There’s been a lot of attention lately on rising crime in Kakaako. Headlines leave the impression that “the homeless” there have suddenly grown more lawless and violent. Most media coverage misses an important root cause of this trend: our own government policy of “sweeping” homeless people from around Honolulu into one area.
I spent several days this summer living in the Kakaako homeless camp to get to know the people there myself. I saw firsthand how the sit-lie ban and stepped-up sweeps contribute to crime there. These policies have forced people from areas like Waikiki and Downtown into Kakaako over the past several months. Some, with mental health issues, were deliberately living in areas where they could avoid other people. Others, plagued with addiction, were living in areas with ready access to drugs.
Now, everyone is being squeezed into Kakaako, with dealers and other predators in tow — forced to live in close proximity to each other and alongside families and individuals who have been encamped there for years. Add to this forced-mix the unusual heat this summer and accompanying sleep deprivation and you’ve packed gunpowder into a barrel. Fights, theft, assaults and other crimes go up, with most victims being homeless people themselves.
During my brief time in camp, I saw our stretch of tents change from a relatively peaceful neighborhood to a raucous and sometimes scary place. When I arrived, nights were quiet after 9 p.m., save for barking dogs and crying infants. A few days into my stay, newcomers turned the nights into rowdy affairs lasting past midnight. Basic rules of camp, like emptying the communal garbage bag, broke down. Tempers flared. A friend who had lived there for months without incident had her most treasured possession stolen — a guitar that was a birthday gift from her father. The prime suspects were newcomers who’d recently been forced out of Downtown.
Headlines like “Assaults in Kakaako soaring” (Star-Advertiser, July 23) make it sound as though “the homeless” have suddenly decided to indulge in a spree of crime and violence. They sweep the homeless under blanket statements and leave root causes unexamined. We may all end up paying the price for this chronic overgeneralization, for it leads to misdirected public outrage, and misguided public policy.

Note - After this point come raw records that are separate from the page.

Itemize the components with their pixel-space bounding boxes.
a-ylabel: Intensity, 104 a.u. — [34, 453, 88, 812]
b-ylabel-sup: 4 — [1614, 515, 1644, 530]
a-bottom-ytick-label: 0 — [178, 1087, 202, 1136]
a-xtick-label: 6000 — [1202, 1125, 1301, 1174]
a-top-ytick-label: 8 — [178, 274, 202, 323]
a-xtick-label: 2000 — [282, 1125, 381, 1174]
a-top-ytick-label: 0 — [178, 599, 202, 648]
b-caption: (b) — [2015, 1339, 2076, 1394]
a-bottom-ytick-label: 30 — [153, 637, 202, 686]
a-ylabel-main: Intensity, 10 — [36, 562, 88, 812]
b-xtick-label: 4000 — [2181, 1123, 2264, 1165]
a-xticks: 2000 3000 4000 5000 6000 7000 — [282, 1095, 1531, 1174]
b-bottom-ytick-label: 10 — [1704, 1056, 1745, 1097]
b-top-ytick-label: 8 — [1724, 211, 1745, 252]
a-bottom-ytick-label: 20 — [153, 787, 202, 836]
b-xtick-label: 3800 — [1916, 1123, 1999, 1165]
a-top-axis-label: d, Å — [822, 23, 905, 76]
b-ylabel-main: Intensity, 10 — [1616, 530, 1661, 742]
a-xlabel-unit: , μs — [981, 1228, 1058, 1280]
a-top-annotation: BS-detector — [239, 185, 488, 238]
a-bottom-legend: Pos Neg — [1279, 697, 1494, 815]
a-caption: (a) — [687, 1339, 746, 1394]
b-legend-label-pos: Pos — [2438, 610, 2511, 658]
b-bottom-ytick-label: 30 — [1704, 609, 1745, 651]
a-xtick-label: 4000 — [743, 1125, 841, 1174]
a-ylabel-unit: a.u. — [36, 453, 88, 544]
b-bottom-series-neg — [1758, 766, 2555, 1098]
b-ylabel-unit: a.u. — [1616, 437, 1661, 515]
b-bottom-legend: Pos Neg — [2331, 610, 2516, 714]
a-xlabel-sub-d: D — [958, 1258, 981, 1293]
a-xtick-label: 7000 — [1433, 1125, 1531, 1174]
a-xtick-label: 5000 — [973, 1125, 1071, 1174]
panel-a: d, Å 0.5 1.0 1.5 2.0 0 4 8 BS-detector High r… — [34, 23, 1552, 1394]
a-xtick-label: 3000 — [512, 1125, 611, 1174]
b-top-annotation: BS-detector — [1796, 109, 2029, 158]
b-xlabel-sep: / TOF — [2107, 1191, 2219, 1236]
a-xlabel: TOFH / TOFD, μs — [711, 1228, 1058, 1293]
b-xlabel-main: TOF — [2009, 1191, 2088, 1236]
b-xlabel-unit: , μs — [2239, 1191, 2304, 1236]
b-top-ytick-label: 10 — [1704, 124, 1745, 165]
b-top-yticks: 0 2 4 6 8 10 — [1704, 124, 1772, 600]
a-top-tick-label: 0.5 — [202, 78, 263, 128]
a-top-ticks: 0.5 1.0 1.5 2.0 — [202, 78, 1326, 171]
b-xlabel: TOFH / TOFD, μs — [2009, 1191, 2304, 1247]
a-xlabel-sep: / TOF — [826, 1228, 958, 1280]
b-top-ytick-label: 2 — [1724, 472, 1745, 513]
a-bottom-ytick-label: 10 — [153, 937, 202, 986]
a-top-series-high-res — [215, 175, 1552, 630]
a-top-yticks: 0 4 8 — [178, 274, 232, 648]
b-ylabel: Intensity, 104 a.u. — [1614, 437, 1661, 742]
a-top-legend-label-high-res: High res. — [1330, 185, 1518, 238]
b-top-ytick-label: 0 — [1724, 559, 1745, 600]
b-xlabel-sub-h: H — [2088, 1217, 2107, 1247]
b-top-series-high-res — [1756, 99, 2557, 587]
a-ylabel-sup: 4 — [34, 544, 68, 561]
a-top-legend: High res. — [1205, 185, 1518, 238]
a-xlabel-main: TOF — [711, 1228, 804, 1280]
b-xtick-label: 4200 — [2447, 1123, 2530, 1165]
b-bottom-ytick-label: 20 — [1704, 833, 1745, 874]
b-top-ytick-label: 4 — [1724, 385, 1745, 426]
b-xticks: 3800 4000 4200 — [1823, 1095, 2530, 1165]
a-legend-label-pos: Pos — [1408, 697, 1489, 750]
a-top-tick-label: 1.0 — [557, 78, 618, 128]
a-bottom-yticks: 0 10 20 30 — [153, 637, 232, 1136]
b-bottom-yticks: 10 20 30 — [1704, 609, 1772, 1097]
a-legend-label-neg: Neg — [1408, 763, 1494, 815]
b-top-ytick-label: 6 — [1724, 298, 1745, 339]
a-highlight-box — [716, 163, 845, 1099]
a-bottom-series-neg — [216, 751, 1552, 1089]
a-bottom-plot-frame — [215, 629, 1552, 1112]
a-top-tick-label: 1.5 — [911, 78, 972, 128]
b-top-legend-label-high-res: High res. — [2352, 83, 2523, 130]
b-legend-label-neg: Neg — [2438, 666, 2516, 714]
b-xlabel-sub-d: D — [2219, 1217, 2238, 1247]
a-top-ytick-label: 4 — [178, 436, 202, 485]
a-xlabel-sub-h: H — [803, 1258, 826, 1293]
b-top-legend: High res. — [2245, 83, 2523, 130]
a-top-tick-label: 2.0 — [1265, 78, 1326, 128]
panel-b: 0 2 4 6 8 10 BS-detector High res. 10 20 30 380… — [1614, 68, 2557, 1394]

My stay in Kakaako challenged many of my own preconceived notions about people living there. My neighbors were a young couple, a family with three children, and an aunty who took it upon herself to look after me. They gave me advice on where to set up my tent and how to keep it cool during the heat wave of July. They watched out for my things when I was away. They regularly offered me food, though they had little themselves. I was humbled by their generosity and grateful for their guidance.
There were also bad actors in camp — people who might steal from you and beat you for confronting them. There were teens spoiling for a fight. There were people who, forced by sweeps to live in close quarters, were exposed to temptations and frustrations that they used to avoid by living in relative isolation. Still, on balance, I experienced far more kindness than menace in camp.
Mine was only a brief glimpse into the lives of individuals and communities (plural) that comprise “the homeless” in Kakaako. It does not make me an expert on homelessness, and I do not claim my views are authoritative. But, I think this point stands: We don’t need to look very hard to see the diversity and humanity in the people camped at Kakaako. We also don’t have to look hard to see how our own beliefs and policies are contributing to the very problems we decry, problems like “soaring assaults” by “the homeless.”
Please, let’s take a closer look at “the homeless” before we decide what to do about “them.” With a little effort, we may see their problems and ours more clearly, and create more effective, long-term solutions to this growing crisis.